TOPIC: GENOCIDE IN NIGERIA: IS THERE HOPE OF JUSTICE FOR THE VICTIMS?
Sunday 20th September 2020
In furtherance of its advocacy for persecuted Christians in Nigeria, Christian Social Movement of Nigeria (CSMN), conducted another edition of its “conversation of conscience” tagged VOICE OF THE PERSECUTED on Sunday 20th September 2020. In the second edition, the meeting focused on securing justice for the victims of the insurgency.
Speakers at the
Barrister Sunday Akanni – President, Advocates Africa (Coalition of Christian Lawyers in Africa)
Barrister Gregory Lar – Head, Directorate of Legal Intervention, Christian Social Movement of Nigeria
The meeting agreed on the following resolutions as action points to be considered and implemented by Nigerian Christians:
1. That the discriminatory practice of Government in paying compensation and rendering assistance to Muslim victims of the insurgency while neglecting Christian victims, who in most cases are the direct targets of the attacks, is condemnable and should be discontinued in the interest of fairness, justice and equality.
2. That the situation in Nigeria qualifies to be called genocide as UN has defined genocide as any mass killing of people, exceeding 30 – 40 in number, based on race, ethnicity or religion.
3. That the Report of the Commission of Inquiry on genocide in a Christian community, Dogo Nahawa, Jos, in 2010 during which over 500 people were killed should be released.
4. That genocide in Nigeria is fueled by the jihad launched by Muslims in northern Nigeria in the attempt to foist an Islamic Theocratic State upon the country.
5. That lack of funding for legal process hinders many Christian victims from defending their rights in courts.
6. That Christians have permitted a deplorable situation in which Lawyers who are interested in defending the human rights of persecuted Christians oftentimes must work pro bono. This has discouraged many Christian lawyers from taking up cases of defending the rights of persecuted Christians in Nigeria.

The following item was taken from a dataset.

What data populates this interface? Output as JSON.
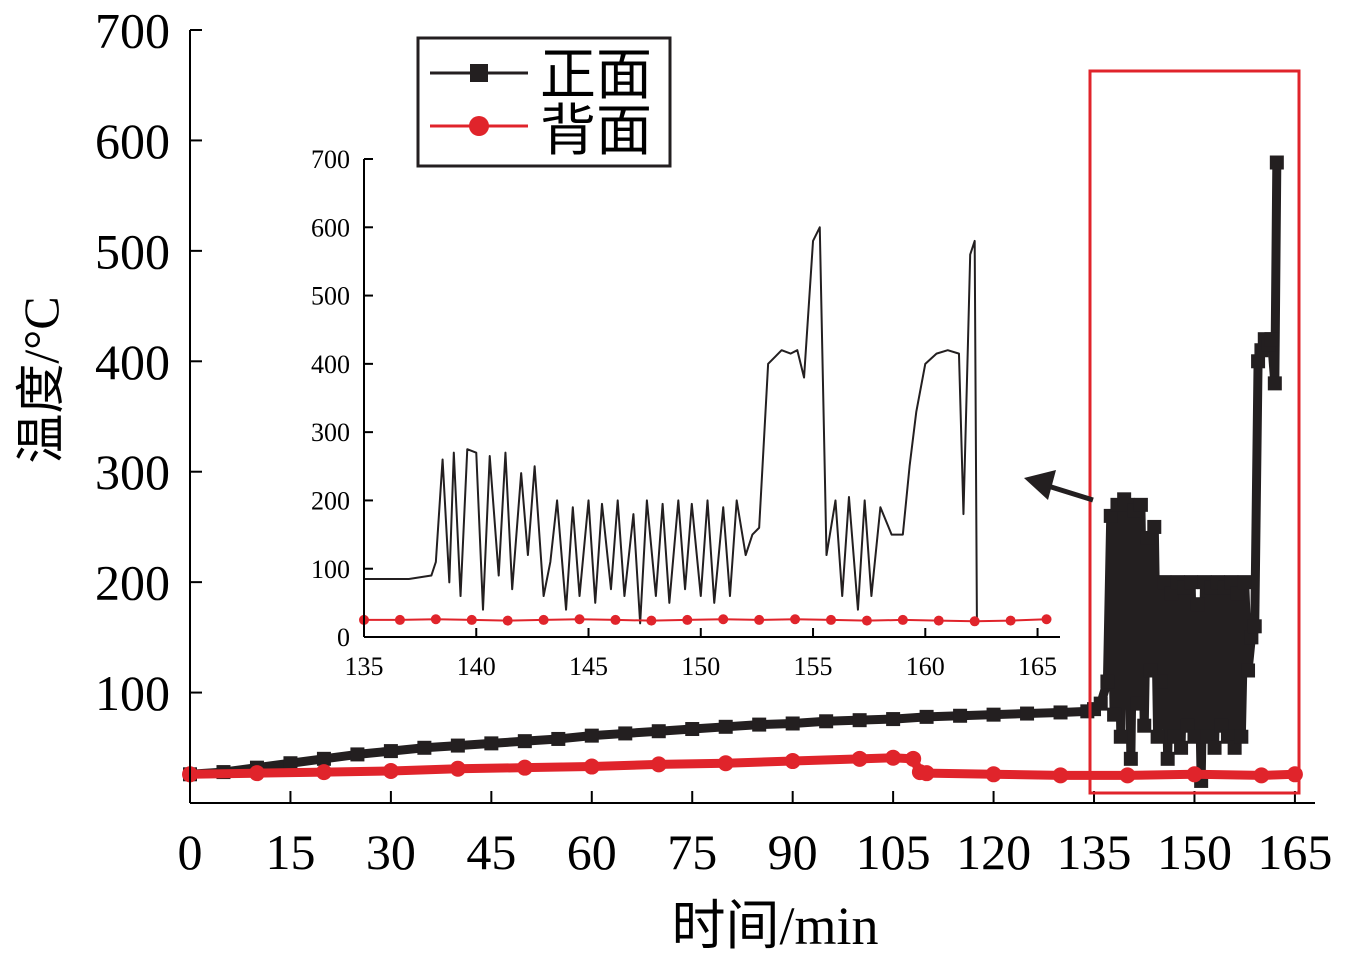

7. That the initiative of Christian Social Movement of Nigeria to launch a Christian Trust Fund should be commended and Nigerian Christians should individually contribute N500 monthly to the Lay Faithful Trust Fund to make funding available to defend the human rights of persecuted Christians.
8. That most Christian IDPs feel abandoned by their Christian brethren.
9. That legal intervention to defend the human rights of persecuted Christians should be increased as right to life in Nigeria is abused and in some areas in the country, it does not exist.
10. That there is urgent need for funding to defend the human rights of Christians, particularly in the northern parts of the country therefore, every Christian should participate in mobilization and sensitization to encourage massive Christian contribution into the Trust Fund.